Now that I know that it is all about me, this look at my old flame and wondering about my own choices, I now ask myself, so, now that you know that the dissatisfaction is within, what am I going to do about it?
Change things.
I have to go back to Canada in the next few weeks, or at least before August. I am thinking about the things that I would like to accomplish this time around.
I would like to see parts of the country that I have only read about, and I also plan on doing a bit of online research to know what to expect and to make further plans. I look upon the whole Canada thing as an adventure, and I am very open about it. I don't know what the possibilities can be. But I am very optimistic about it.
Getting work and having money and savings shall go a long way to making me feel better about my life and myself. Not having money, having to rely on the chosen moments of kndness of my family has grown quite stale.
I am divorced now, and I have had the year of wondering what to do next and the looking in on myself and looking at where I need to be and to go. So now it is time to act, whether I have things in place or not.

Friday, April 16, 2010

some more thoughts...

It is not enough for me tonight to write about the people in my life and even about what I am discovering about myself.

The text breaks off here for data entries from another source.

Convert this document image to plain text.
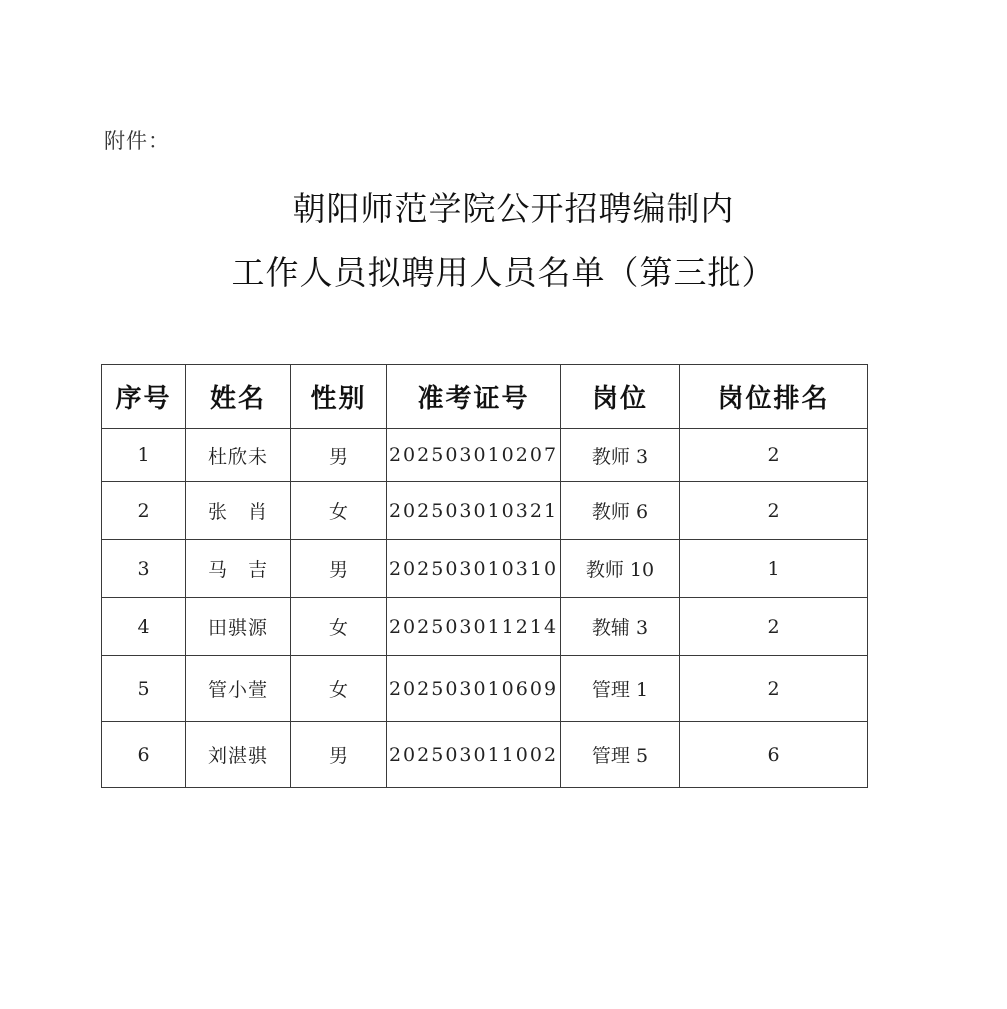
附件：
朝阳师范学院公开招聘编制内
工作人员拟聘用人员名单（第三批）
序号	姓名	性别	准考证号	岗位	岗位排名
1	杜欣未	男	202503010207	教师 3	2
2	张　肖	女	202503010321	教师 6	2
3	马　吉	男	202503010310	教师 10	1
4	田骐源	女	202503011214	教辅 3	2
5	管小萱	女	202503010609	管理 1	2
6	刘湛骐	男	202503011002	管理 5	6
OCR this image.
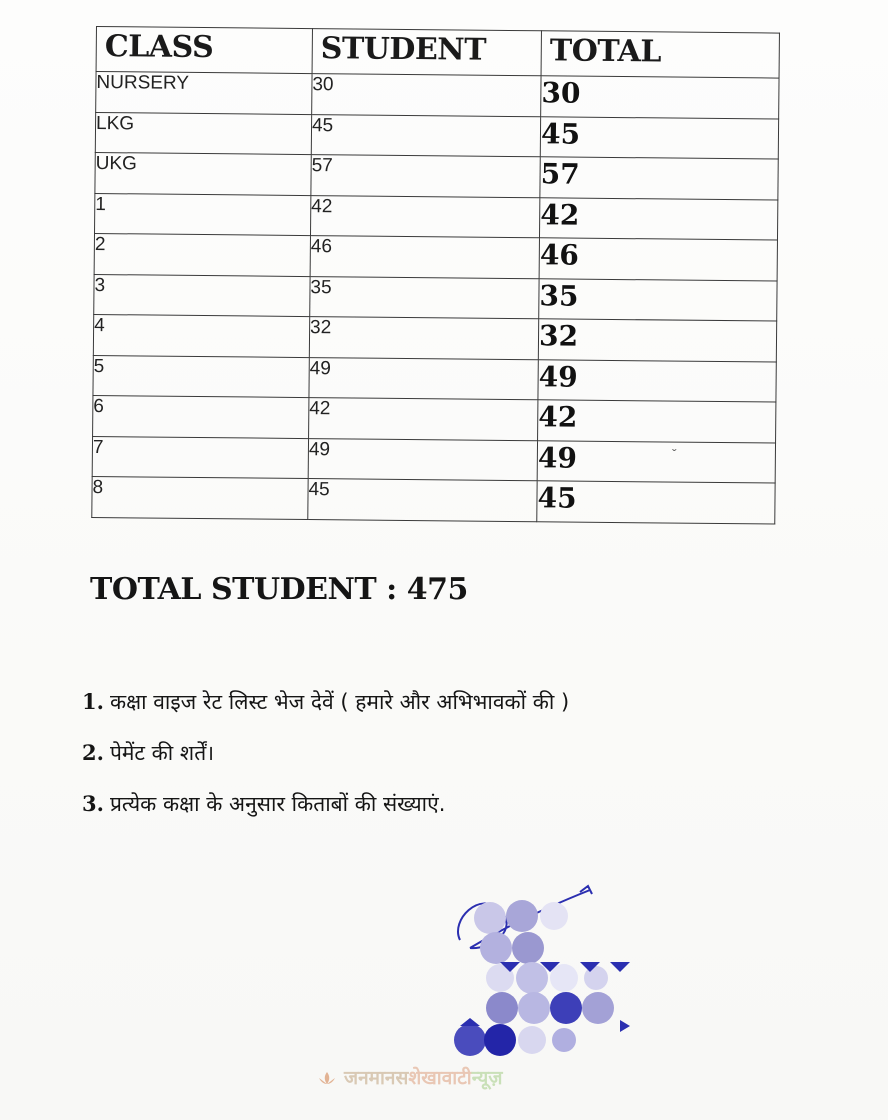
CLASS	STUDENT	TOTAL
NURSERY	30	30
LKG	45	45
UKG	57	57
1	42	42
2	46	46
3	35	35
4	32	32
5	49	49
6	42	42
7	49	49
8	45	45
ˇ
TOTAL STUDENT : 475
1. कक्षा वाइज रेट लिस्ट भेज देवें ( हमारे और अभिभावकों की )
2. पेमेंट की शर्तें।
3. प्रत्येक कक्षा के अनुसार किताबों की संख्याएं.
जनमानसशेखावाटीन्यूज़
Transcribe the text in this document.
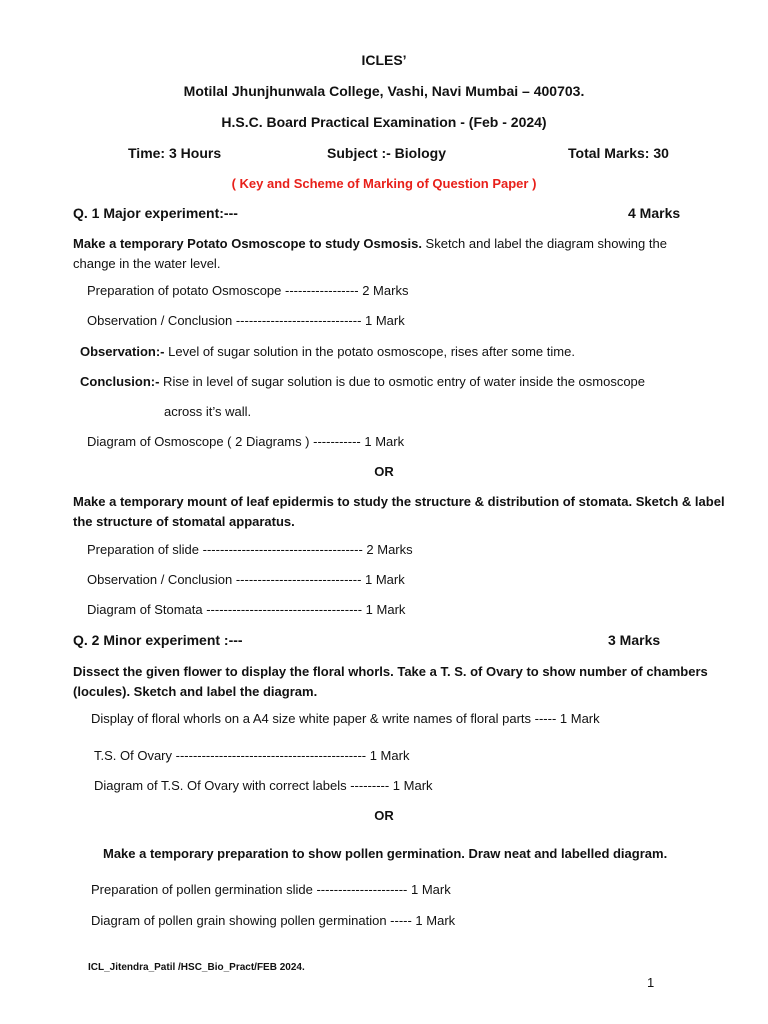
ICLES’
Motilal Jhunjhunwala College, Vashi, Navi Mumbai – 400703.
H.S.C. Board Practical Examination - (Feb - 2024)
Time: 3 Hours	Subject :- Biology	Total Marks: 30
( Key and Scheme of Marking of Question Paper )
Q. 1 Major experiment:---	4 Marks
Make a temporary Potato Osmoscope to study Osmosis. Sketch and label the diagram showing the change in the water level.
Preparation of potato Osmoscope ----------------- 2 Marks
Observation / Conclusion ----------------------------- 1 Mark
Observation:- Level of sugar solution in the potato osmoscope, rises after some time.
Conclusion:- Rise in level of sugar solution is due to osmotic entry of water inside the osmoscope
across it’s wall.
Diagram of Osmoscope ( 2 Diagrams ) ----------- 1 Mark
OR
Make a temporary mount of leaf epidermis to study the structure & distribution of stomata. Sketch & label the structure of stomatal apparatus.
Preparation of slide ------------------------------------- 2 Marks
Observation / Conclusion ----------------------------- 1 Mark
Diagram of Stomata ------------------------------------ 1 Mark
Q. 2 Minor experiment :---	3 Marks
Dissect the given flower to display the floral whorls. Take a T. S. of Ovary to show number of chambers (locules). Sketch and label the diagram.
Display of floral whorls on a A4 size white paper & write names of floral parts ----- 1 Mark
T.S. Of Ovary -------------------------------------------- 1 Mark
Diagram of T.S. Of Ovary with correct labels --------- 1 Mark
OR
Make a temporary preparation to show pollen germination. Draw neat and labelled diagram.
Preparation of pollen germination slide --------------------- 1 Mark
Diagram of pollen grain showing pollen germination ----- 1 Mark
ICL_Jitendra_Patil /HSC_Bio_Pract/FEB 2024.
1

I also wanted to look at making decisions about things without always wanting the perfect circumstances or the most logical ones to come to the fore. I was reading over some of my posts here, and whenever I re-read what I have written here, I listen for my tone.
In this instance, I was alerted to my comments that my ex and I are getting along better.This is good, and what must happen now is that I keep going along the path of what I want to see accomplished.
There are those in my family with heir views about him, about me, about the whole scenario. But that is their opinion.
I am tired of giving over my thoughts to the worst case possibility and then some. There now comes a time when even if the worst does happen, you should be able to know with certainty that you will survive and even thrive, no matter what.